We can all also see what an important role Hong Kong is playing in China's economic transformation and how the futures of China and Hong Kong are interconnected.
As I understand it, around one third of Hong Kong's trade is with China. Hong Kong accounts for about 60 per cent of realised direct investment in China, and over 22,000 Chinese enterprises are doing business in Hong Kong.
For Australia, Hong Kong's dynamic role in China's economic development is very much valued, because of the importance of both economies to us. China is Australia's sixth-largest trading partner and much of the Australian investment in China is planned, coordinated and financed through Hong Kong.
Underlying the economic performance of our region is a clear understanding of the overwhelming economic advantages that are available from the opening up our economies - unilaterally, regionally and multilaterally.
The rapid development of the outward looking economies in East Asia is the clearest evidence of the benefits to be gained from a commitment to free trade.
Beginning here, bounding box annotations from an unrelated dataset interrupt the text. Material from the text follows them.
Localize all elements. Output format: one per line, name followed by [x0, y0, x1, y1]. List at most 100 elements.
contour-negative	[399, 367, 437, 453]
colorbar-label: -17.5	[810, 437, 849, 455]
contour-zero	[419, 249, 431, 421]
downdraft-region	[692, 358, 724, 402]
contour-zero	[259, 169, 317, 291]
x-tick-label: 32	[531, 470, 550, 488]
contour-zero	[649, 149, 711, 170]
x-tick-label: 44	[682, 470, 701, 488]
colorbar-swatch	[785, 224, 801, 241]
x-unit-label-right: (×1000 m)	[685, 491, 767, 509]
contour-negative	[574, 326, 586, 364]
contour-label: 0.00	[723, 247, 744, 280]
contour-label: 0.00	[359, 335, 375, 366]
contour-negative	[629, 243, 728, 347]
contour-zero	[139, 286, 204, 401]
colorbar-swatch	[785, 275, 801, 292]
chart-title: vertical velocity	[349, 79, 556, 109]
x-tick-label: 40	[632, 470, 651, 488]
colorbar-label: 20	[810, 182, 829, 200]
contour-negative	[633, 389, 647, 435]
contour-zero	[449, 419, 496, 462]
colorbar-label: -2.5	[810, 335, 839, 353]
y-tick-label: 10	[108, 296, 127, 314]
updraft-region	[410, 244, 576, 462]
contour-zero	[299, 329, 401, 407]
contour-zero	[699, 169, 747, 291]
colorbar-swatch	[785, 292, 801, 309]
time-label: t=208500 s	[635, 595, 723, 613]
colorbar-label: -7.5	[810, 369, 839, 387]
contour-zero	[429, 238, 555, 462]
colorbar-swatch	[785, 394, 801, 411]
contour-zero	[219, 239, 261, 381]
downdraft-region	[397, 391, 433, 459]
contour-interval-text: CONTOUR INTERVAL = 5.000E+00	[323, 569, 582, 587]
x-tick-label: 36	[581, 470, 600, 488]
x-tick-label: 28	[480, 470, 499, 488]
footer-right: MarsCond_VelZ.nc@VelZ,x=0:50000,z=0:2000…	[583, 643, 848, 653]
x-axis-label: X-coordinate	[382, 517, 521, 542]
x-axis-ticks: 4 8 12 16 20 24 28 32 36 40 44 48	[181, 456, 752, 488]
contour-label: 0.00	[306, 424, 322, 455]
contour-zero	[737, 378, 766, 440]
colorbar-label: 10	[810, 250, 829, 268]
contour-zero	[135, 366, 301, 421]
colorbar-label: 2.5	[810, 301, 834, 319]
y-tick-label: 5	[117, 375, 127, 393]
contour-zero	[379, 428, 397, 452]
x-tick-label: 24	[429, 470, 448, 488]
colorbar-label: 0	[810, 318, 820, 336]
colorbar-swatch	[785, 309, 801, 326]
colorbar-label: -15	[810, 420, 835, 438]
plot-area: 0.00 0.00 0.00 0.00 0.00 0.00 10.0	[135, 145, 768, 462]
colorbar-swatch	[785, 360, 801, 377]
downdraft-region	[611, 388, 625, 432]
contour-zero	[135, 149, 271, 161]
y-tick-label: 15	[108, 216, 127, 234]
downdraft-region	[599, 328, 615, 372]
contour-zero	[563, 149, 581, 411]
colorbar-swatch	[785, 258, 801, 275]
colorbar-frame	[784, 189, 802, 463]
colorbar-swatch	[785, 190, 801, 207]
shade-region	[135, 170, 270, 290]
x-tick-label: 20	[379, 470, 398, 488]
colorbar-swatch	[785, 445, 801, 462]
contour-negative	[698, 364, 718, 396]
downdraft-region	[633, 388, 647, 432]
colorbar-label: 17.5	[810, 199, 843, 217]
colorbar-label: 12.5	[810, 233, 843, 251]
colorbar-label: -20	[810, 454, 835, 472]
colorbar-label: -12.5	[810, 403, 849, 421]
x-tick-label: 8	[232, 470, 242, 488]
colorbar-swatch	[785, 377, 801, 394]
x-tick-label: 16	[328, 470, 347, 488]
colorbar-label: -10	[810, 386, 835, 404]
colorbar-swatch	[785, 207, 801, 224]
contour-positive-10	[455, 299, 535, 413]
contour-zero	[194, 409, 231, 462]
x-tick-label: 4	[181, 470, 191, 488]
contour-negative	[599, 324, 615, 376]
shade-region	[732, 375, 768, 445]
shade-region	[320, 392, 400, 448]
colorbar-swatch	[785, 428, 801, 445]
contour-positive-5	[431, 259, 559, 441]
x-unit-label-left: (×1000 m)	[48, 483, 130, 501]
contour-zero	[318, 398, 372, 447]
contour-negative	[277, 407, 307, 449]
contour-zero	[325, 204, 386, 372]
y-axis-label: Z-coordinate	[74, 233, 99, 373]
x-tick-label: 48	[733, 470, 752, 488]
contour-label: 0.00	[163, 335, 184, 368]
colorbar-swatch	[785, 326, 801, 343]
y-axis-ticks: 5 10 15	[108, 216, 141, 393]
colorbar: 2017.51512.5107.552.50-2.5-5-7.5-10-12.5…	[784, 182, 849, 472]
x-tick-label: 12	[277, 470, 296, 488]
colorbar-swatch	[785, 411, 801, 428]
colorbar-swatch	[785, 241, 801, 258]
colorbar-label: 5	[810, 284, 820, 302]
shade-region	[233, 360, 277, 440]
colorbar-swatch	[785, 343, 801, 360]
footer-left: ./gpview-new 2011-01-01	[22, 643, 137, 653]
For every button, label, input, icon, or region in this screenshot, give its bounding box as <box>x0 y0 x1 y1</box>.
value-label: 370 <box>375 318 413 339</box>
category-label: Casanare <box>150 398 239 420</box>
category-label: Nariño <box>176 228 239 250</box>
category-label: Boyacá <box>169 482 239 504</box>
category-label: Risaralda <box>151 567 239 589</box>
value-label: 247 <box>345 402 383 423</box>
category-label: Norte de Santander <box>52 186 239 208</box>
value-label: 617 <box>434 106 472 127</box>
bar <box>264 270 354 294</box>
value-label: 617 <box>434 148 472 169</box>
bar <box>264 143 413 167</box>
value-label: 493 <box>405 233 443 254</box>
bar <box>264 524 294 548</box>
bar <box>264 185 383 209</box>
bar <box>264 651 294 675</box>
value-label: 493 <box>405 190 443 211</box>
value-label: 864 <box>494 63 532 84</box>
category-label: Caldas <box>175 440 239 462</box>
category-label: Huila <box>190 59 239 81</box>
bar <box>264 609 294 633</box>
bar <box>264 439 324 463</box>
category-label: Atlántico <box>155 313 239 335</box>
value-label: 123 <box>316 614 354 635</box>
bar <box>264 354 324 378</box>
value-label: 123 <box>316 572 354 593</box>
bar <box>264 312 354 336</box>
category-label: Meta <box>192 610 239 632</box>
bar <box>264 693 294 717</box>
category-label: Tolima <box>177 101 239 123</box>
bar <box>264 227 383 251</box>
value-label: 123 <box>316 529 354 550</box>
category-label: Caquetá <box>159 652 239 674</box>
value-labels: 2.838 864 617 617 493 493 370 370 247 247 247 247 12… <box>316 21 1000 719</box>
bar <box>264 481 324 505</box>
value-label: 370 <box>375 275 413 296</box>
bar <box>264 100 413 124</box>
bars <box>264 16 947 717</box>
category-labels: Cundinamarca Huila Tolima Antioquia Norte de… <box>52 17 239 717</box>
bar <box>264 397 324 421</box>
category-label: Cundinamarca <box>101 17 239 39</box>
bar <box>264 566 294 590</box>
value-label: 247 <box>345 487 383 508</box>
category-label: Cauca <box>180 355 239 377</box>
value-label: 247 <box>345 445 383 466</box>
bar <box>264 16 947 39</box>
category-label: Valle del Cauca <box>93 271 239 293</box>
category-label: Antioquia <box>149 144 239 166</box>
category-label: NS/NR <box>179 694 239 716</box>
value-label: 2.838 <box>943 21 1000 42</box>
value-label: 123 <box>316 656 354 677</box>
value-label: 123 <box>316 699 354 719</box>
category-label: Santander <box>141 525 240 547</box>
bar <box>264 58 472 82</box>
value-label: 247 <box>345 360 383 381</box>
And nowhere has there been a clearer commitment to free trade than in Hong Kong - a commitment shared with Australia in the WTO and APEC.
This shared commitment could not have been more apparent than last year in Bogor when the APEC leaders took the decision to commit themselves to free trade and investment in the Asia Pacific - by no later than 2010 in the case of Australia, Hong Kong and other industrialised economies, and no later than 2020 for everyone else.
Hong Kong is an energetic and constructive partner in APEC and we are working closely together for an ambitious outcome at Osaka to implement the Bogor commitment. In fact we would welcome Hong Kong's voice being heard even more strongly in APEC forums.
Regional trade liberalisation through APEC remains the highest priority for both Australia and Hong Kong, but it is also clear that this cannot be the limit of our focus.
The demands of business, the rapid pace of change in the world economy, and the ever increasing international linkages reflected in the globalisation of industry make this impossible.
Hong Kong and Australia are both global trading nations. As middle-sized economies, we share a powerful vested interest in strengthening the rules-based multilateral trading system. That is why we must continue to cooperate in the lead-up to the inaugural WTO Ministerial Conference to be held in Singapore next December.
The Singapore Conference will provide an important opportunity to chart the way in which we continue the task of strengthening and extending the multilateral trading system and to start the process of building momentum for a new set of multilateral trade negotiations as soon as possible.
It is an opportunity none of us can afford to ignore.
Conclusion
There is no doubt that Hong Kong faces a unique set of challenges as it approaches the 21st century. But, in Australia, we will face our own challenges. How well we both respond to these challenges will, in part, depend on how well we work together.
I am sure that with the same drive and entrepeneurial capacity which has made Hong Kong the success it is today, it can continue to prosper into the next century, and I assure you, there will be strong support from Australia in the pursuit of that goal.
Australia will continue to see Hong Kong as a very important business partner and firm friend in the coming years, not only because of our substantial direct economic interests here and our interest in Hong Kong's ever-expanding role as a vital interface with China's growing economy, but also because of the strong people-to-people links between Hong Kong and Australia and the major stake we both have in the prosperity of the regional and international economies, and because of the essential complementarity of our strengths - Australia's strength in Research and Development and innovation, and the recognised entrepeneurial flair of the Hong Kong Business community.
Australia and Hong Kong find ourselves in the fortunate position that the actions we need to take to advance our own economies will help each other, and the regional and the global trading systems.
It sounds almost too good to be true. But let's not hesitate, let's just do it - together.